Culturally
Embedded
Computing

/ Feats, Faiths, Futures: Technology & Hope in the Caribbean

This is an ethnographic study of how smartphones and internet services are being produced and re-interpreted by the makers, translators, and adopters of these technologies in Jamaica. The project focuses on three different but mutually-informed groups. The first is a community of start-up entrepreneurs who are building applications and services for audiences at home and abroad, while attempting to gain a foothold and fashion identities in a global economy and technology community. The second is the efforts of the state, NGOs, and international technology companies, who are attempting to nurture a local technology landscape while promoting their particular institutional perspectives. Finally, there is the broader public arena, where both groups are joined by a wide array of individual actors in debating and articulating the value of these ICT efforts.

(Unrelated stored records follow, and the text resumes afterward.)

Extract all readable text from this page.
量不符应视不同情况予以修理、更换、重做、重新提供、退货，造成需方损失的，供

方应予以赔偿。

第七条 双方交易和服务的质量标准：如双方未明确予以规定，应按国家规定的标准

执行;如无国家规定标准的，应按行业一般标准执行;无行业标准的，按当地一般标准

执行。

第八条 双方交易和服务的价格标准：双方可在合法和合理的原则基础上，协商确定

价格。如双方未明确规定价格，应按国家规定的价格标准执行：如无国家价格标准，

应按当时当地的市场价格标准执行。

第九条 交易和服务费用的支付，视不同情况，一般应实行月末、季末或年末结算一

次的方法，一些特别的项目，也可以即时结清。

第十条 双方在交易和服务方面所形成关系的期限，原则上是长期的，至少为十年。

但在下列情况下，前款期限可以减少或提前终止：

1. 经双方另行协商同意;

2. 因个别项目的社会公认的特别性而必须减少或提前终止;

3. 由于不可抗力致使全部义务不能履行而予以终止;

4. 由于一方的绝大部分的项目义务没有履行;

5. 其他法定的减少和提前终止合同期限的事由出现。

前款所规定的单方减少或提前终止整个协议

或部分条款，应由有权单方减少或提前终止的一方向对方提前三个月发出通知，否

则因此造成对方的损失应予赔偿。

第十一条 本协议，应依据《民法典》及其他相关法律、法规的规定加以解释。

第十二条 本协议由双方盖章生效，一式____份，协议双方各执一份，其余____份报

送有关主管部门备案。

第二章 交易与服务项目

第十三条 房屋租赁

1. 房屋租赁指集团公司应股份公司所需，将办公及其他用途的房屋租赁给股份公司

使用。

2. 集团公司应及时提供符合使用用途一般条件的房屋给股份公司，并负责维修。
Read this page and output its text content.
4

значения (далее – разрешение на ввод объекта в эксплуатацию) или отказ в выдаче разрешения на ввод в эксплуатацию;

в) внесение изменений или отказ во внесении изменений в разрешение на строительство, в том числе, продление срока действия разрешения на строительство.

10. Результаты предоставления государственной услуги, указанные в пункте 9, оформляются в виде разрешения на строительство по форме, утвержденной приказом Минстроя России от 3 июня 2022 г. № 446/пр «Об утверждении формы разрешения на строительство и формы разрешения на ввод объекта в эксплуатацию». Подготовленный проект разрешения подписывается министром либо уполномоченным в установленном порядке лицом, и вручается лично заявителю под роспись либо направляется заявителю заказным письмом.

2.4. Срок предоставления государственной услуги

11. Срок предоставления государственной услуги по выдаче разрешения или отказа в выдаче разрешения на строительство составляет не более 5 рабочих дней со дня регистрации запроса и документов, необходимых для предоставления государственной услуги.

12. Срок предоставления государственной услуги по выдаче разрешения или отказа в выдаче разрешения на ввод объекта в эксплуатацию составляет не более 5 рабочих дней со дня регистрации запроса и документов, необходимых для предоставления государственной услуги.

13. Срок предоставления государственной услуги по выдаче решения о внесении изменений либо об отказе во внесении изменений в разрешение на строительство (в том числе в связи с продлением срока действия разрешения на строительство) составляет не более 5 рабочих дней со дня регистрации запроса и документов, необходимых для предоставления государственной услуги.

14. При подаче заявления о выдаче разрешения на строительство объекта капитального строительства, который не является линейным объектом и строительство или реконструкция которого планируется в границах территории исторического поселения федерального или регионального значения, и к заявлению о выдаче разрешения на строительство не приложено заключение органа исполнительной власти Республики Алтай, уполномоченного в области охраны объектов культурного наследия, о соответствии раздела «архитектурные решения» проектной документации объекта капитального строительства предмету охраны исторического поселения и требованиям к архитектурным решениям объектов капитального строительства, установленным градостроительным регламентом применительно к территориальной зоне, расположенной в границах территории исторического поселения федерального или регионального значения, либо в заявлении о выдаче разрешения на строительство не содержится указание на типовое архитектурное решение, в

Our approach draws on regional cultural insights, wider technoscience accounts of technological appropriation and development in marginal contexts, along with studies of politics, power, resistance, and future-making discourse. It addresses the critical questions: how are ICTs imagined, adopted and altered by those who see technological capability as crucial to both their future? How does the form & function of ICT platforms influence that belief? How does a hope & faith in technology, and how do these ideas about what technology can do circulate? How are individuals, and groups (companies, states, NGOs) capitalizing on these developing ideas of technology? How do vernacular practices on the ground complicate the enactment of those strategies? Finally, how are identities being shaped by these competing narratives?